Thursday, December 10, 2009

Can We Compare?

I feel passive and sluggish right now because of the cold weather. I’d prefer to snuggle in my futon with a book while I watch the Everybody Loves Raymond reruns on my DVR, but I have committed myself to writing a post each day about my reading. So here we go!

The point that stood out to me in yesterday’s reading of Howard Eilberg-Schwartz’s The Savage in Judaism concerned whether we should note similarities among cultures. “Why’s that controversial?”, you may ask. The answer is that two things may appear to be similar to each other, when actually they mean something quite different within their own cultural contexts. Here’s an example: My mom once taught religion at a private Catholic school. When she mentioned a Hindu triad of gods (or something like that), her students immediately thought about the Christian trinity. But my mom informed them that the two concepts are not the same: the Hindu triad carries a meaning for the Hindus that is quite different from how Christians conceptualize the trinity.

Eilberg-Schwartz (ES) is open to noting similarities among cultures, however. One reason is that he believes people throughout the world respond to similar challenges, so the issues underlying their common motifs may not be all that different.
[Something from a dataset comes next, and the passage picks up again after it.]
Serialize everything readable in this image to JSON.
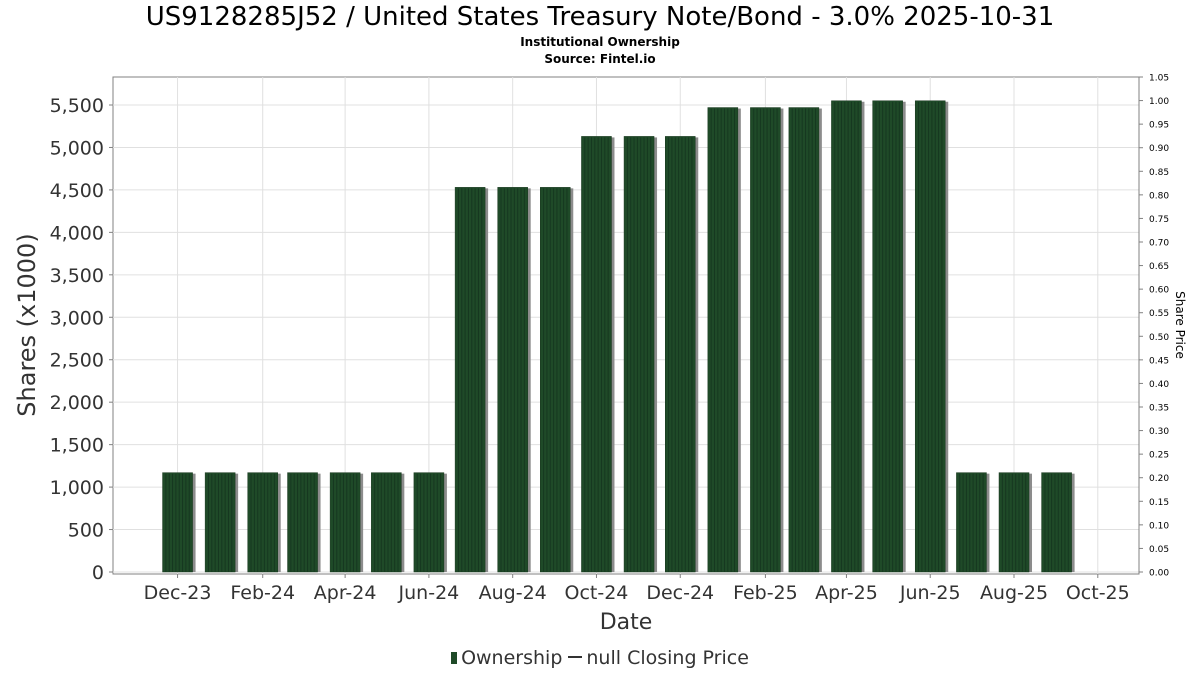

ES also says that looking at concepts within their cultural contexts is an integral part of comparison and contrast, so there should really be no dichotomy between comparing cultures and respecting cultural context. Moreover, ES also states that one cannot look at another culture without some degree of comparison. When I study a culture that is not my own, I need to translate its concepts into something that makes sense to me, and often that means connecting it with my frame of reference. And that’s what comparison is, in a nutshell!
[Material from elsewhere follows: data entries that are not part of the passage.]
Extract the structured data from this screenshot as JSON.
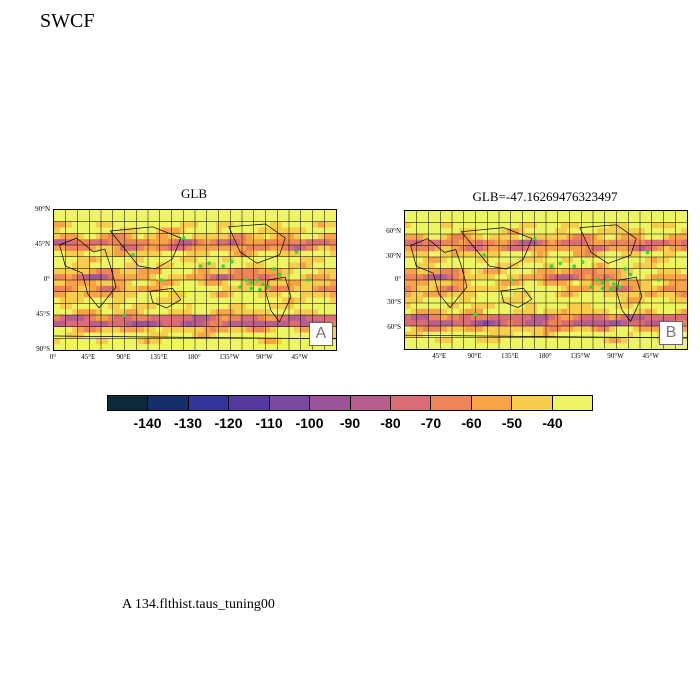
{
  "title": "SWCF",
  "panels": [
    {
      "id": "left",
      "title": "GLB",
      "badge": "A",
      "y_ticks": [
        "90°N",
        "45°N",
        "0°",
        "45°S",
        "90°S"
      ],
      "x_ticks": [
        "0°",
        "45°E",
        "90°E",
        "135°E",
        "180°",
        "135°W",
        "90°W",
        "45°W"
      ]
    },
    {
      "id": "right",
      "title": "GLB=-47.16269476323497",
      "badge": "B",
      "y_ticks": [
        "60°N",
        "30°N",
        "0°",
        "30°S",
        "60°S"
      ],
      "x_ticks": [
        "45°E",
        "90°E",
        "135°E",
        "180°",
        "135°W",
        "90°W",
        "45°W"
      ]
    }
  ],
  "colorbar": {
    "colors": [
      "#0c2a3a",
      "#152f6b",
      "#33359c",
      "#55399f",
      "#7a4a9f",
      "#9b5498",
      "#b75f8c",
      "#d96c74",
      "#ed8558",
      "#f7a347",
      "#f6cd4d",
      "#eef564"
    ],
    "labels": [
      "-140",
      "-130",
      "-120",
      "-110",
      "-100",
      "-90",
      "-80",
      "-70",
      "-60",
      "-50",
      "-40"
    ]
  },
  "footnote": "A  134.flthist.taus_tuning00"
}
It will be interesting to see how ES puts these principles into practice. I saw some previews in yersterday’s reading. He said, for example, that the division of the animal in Genesis 15 (God’s unconditional covenant with Abraham) “represents an act whereby kinship relations are severed” (100), on the basis of “comparative inquiry.” I’m open to this, since Abraham did sever ties with his family and his father’s house (Genesis 12:1). But does the division of animals always have to mean this? When King Zedekiah promised to free the slaves and walked between the pieces of an animal as part of that covenant (Jeremiah 34:18), was he severing himself or others from his family?